Une gratuité pas si coûteuse

« La gratuité n’est pas si chère, s’amuse Patrice Vergriete. Les 4,5 millions d’euros issus de la billettique ne représentaient que 10 % du coût de fonctionnement du réseau. » L’élu compare : « Ça correspond à 1 % du budget de la CUD. Cela n’avait rien d’irremplaçable. » L’initiative a bénéficié d’une augmentation du « versement transport » du mandat précédent. Cet impôt permet aux communes ou communautés d’agglomérations d’exiger des entreprises locales une participation au fonctionnement du réseau. « L’augmentation de cette taxe devait permettre à l’agglomération de réorienter ses dépenses vers la construction d’un grand complexe sportif. Nous l’avons abandonné », explique le maire.

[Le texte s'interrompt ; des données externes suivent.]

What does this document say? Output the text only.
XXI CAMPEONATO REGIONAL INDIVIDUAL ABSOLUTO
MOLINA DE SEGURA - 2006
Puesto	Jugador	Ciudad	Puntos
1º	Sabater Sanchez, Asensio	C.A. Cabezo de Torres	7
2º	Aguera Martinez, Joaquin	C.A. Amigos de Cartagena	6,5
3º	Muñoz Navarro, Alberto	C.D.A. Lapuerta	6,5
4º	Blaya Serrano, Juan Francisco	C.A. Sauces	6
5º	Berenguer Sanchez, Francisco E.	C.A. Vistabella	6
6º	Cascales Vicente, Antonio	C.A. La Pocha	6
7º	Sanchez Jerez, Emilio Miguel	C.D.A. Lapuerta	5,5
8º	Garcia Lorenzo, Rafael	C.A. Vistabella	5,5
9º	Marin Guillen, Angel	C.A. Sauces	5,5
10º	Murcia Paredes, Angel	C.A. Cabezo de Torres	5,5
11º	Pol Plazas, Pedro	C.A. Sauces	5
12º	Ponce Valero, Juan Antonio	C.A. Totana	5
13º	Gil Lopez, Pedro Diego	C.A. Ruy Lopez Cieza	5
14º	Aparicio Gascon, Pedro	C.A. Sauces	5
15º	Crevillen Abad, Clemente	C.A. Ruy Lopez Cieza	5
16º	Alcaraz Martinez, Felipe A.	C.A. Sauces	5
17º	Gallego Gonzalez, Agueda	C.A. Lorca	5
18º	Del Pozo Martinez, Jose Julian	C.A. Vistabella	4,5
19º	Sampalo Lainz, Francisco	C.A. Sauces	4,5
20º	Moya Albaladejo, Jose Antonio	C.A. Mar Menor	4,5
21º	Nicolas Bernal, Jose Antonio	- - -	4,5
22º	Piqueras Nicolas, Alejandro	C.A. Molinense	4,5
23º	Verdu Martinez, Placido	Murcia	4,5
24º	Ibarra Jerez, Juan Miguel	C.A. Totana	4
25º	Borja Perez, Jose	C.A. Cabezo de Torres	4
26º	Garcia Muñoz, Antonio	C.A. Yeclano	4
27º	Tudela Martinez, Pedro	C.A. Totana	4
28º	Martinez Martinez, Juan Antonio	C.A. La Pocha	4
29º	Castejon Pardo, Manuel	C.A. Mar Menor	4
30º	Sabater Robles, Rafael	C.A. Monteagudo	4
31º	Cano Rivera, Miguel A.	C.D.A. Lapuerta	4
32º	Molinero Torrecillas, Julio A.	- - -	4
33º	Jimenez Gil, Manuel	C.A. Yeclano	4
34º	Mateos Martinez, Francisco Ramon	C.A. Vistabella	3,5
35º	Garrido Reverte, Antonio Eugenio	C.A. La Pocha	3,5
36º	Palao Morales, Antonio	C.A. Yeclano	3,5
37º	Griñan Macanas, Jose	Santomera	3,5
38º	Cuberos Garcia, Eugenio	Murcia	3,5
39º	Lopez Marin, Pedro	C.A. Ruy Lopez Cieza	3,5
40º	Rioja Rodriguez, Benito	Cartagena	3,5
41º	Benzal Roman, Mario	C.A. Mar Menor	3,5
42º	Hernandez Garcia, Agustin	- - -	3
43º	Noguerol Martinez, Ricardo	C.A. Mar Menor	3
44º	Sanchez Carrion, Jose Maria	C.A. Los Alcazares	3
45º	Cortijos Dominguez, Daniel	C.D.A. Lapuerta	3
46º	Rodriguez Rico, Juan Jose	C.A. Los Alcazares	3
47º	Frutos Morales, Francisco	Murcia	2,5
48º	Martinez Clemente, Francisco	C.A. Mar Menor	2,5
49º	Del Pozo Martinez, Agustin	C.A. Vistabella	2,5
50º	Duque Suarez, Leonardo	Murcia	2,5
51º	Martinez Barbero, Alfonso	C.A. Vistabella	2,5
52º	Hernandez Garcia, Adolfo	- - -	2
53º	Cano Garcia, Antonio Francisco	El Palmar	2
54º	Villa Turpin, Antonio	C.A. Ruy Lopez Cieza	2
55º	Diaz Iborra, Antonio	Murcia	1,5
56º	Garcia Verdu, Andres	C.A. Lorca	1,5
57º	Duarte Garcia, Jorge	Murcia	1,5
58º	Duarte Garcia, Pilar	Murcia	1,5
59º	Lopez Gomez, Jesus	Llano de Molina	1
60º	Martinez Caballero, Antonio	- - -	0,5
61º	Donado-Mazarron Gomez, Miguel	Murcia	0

Direction Malo-les-Bains. Parka floquée « DK’Bus » sur le dos et le contact facile, un chauffeur accueille une classe d’élèves de primaire. Un défilé de « Bonjour monsieur » plus ou moins spontanés. Sofiane, à cheval sur la politesse, soupire, un sourire en coin. Ce conducteur de bus, syndiqué à la CGT, redoutait la bascule. « Un saut dans l’inconnu ! » décrit le trentenaire. « Mes collègues et moi étions réticents pour la gratuité totale. Nous avions peur pour nos conditions de travail et pour l’emploi. » Mais le syndicaliste au regard bienveillant se voit vite rassuré par les premiers effets. Le réseau a dû se doter de 30 nouveaux véhicules, pour atteindre une flotte de 130 bus. « Il y a eu 25 embauches en CDD et une bonne partie vont obtenir un CDI », se réjouit-il.

Gilles Laurent, président de l’Union des voyageurs du Nord, tempère un brin l’enthousiasme général : « Si ça marche trop bien, il faudra bien trouver de l’argent pour améliorer le fonctionnement. » Mais, pour l’instant, Patrice Vergriete affirme le budget transport « à l’équilibre » et refuse de toucher aux impôts locaux : le maire voulait redonner du pouvoir d’achat aux ménages.